Ever since the original King Kong amazed audiences with its cutting edge animation, stop-motion photography has been a viable alternative to costumed creatures in horror and science fiction movies. The nineteen seventies saw a nice little resurgence in stop-motion/live action monster movies, with the technique being used seemingly everywhere from Roger Corman’s Piranha to the Star Wars movies. At the forefront of the stop-motion movement was visual animator David Allen, and his work on 1977’s The Crater Lake Monster serves as a textbook example of the trend.
The Crater Lake Monster begins with a pair of scientists, Dan Turner (Richard Garrison, who played a doctor in A Nightmare on Elm Street 4: The Dream Master) and Susan Patterson (Kacey Cobb, otherwise known as “woman” from ”Misfits of Science”), summoning the town doctor (Bob Hyman, a desk sergeant on “Insight”) to a cave to take a look at some drawings that they found. To their amazement and surprise, the drawings depict people fighting a dinosaur, and they all take it as proof that dinosaurs inhabited the area at the same time as primitive man. Before their theory can even sink in, a meteor crashes in the neighboring lake, causing the caves to collapse and forcing the trio to escape in the nick of time. The meteor in the lake immediately raises the temperature of the water, killing all the fish. A bad fishing season is the least of the town’s problems, however, once the town’s sheriff, Steve Hanson (Richard Cardella in his one and only screen role), starts receiving reports of a large sea monster attacking fishermen and boaters. With the help (if you can call it that) of a pair of bumbling boat rental merchants named Arnie and Mitch (Glenn Roberts from The Evictors and Mark Siegel, “Guy #2” from an episode of “Three’s Company,” respectively), the authorities have to figure out where the beast came from…and how to stop it before it claims any more victims.

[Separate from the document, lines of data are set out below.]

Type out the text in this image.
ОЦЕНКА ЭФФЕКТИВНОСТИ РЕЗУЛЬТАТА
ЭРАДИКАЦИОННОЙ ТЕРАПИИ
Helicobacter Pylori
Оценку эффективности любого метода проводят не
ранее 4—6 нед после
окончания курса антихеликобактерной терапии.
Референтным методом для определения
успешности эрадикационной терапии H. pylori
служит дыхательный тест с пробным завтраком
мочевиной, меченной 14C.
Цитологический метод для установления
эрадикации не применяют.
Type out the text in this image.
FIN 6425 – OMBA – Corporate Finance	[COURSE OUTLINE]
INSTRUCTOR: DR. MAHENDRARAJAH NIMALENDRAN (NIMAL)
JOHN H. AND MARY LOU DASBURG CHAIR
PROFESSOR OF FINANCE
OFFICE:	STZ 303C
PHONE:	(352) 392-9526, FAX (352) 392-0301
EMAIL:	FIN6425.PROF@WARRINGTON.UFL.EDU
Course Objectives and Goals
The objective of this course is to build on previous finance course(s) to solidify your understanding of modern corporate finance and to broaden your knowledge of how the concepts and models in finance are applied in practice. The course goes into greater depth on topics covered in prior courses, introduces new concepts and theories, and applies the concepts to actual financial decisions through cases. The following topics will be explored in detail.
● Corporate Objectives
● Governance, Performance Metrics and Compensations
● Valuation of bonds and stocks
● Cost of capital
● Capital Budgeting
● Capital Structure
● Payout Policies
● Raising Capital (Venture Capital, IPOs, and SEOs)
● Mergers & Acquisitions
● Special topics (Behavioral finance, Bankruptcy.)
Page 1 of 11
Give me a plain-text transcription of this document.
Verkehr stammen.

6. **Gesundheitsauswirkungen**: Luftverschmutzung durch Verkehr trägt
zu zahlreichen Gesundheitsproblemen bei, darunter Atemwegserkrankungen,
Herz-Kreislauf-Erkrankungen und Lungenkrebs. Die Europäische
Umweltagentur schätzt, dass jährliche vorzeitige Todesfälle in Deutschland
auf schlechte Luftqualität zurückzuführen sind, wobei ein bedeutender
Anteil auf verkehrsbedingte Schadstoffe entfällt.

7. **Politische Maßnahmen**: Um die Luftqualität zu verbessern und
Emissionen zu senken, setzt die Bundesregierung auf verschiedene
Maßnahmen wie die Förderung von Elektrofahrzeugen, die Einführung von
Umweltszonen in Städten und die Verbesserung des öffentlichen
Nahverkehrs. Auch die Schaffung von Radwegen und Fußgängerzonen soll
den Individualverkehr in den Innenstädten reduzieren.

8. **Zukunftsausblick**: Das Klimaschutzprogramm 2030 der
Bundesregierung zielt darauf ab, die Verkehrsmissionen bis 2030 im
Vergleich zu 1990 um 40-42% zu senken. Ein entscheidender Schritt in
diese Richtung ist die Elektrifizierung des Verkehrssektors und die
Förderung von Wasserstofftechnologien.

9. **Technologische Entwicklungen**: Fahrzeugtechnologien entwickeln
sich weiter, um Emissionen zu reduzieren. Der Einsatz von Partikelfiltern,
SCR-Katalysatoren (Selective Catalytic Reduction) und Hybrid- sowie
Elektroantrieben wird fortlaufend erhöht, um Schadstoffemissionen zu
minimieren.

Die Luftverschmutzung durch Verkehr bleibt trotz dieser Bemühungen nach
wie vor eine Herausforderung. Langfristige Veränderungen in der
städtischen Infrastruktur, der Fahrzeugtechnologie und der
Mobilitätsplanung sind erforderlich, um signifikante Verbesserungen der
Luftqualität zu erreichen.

The one and only film credit for both men, The Crater Lake Monster was directed by William R. Stromberg and written by him and Richard Cardella (who also plays Sheriff Hanson in the movie). The cast isn’t any more experienced either, with most of their credits being bit parts and walk-ons. With the film’s weaknesses so blatantly on display, the whole production comes off as one big excuse for David Allen to make a monster…which he does, and it’s really cool.
David Allen cut his teeth doing animation for “The Gumby Show” and “Davey and Goliath” before jumping into feature films. His clay-model animation style is inimitable, and he quickly gained a reputation as a low-budget hero, providing the alien invaders in Charles Band’s Laserblast as well as Quetzalcoatl in Larry Cohen’s Q: The Winged Serpent. The plesiosaur that he designed and brought to life for The Crater Lake Monster is one of his finest creations, and part of why he is a legend today.
Like The Legend of Boggy Creek before it, The Crater Lake Monster is a product of its time period. The popularity of sensationalized television programs like “In Search Of…” brought the possibility of real life monsters such as Bigfoot and The Abominable Snowman into the public eye. The plesiosaur in The Crater Lake Monster is the spitting image of The Loch Ness Monster, right down to the camera angles that Stromberg uses to capture Allen’s creation. For the big action sequences, the monster utilizes Allen’s classic stop-motion fashion, but for simple stalking or swimming scenes, a life-sized floating head is used to portray the monster. The combination of the two is less distracting than it sounds, and the creature is a fun combination of miniature and practical effects, with no CGI whatsoever. And it’s great.
The Crater Lake Monster is full of unintentional humor, a fact that somehow makes the monster more believable. Sheriff Hanson is laughably inept, and the characters of Arnie and Mitch are almost slapstick comedians when they aren’t screaming their heads off. The supporting players are equally bad, with one man utilizing the worst fake accent ever to be heard in a B-Movie. Between the weak script and awkward acting, the audience finds itself waiting for the monster to make another appearance – and hoping that the creature eats as many cast members as possible.
Sadly, David Allen passed away in 1999. In today’s saturated world of CGI creature features, one only has to look to The Crater Lake Monster to recognize the fact that Allen was a highly underappreciated artist.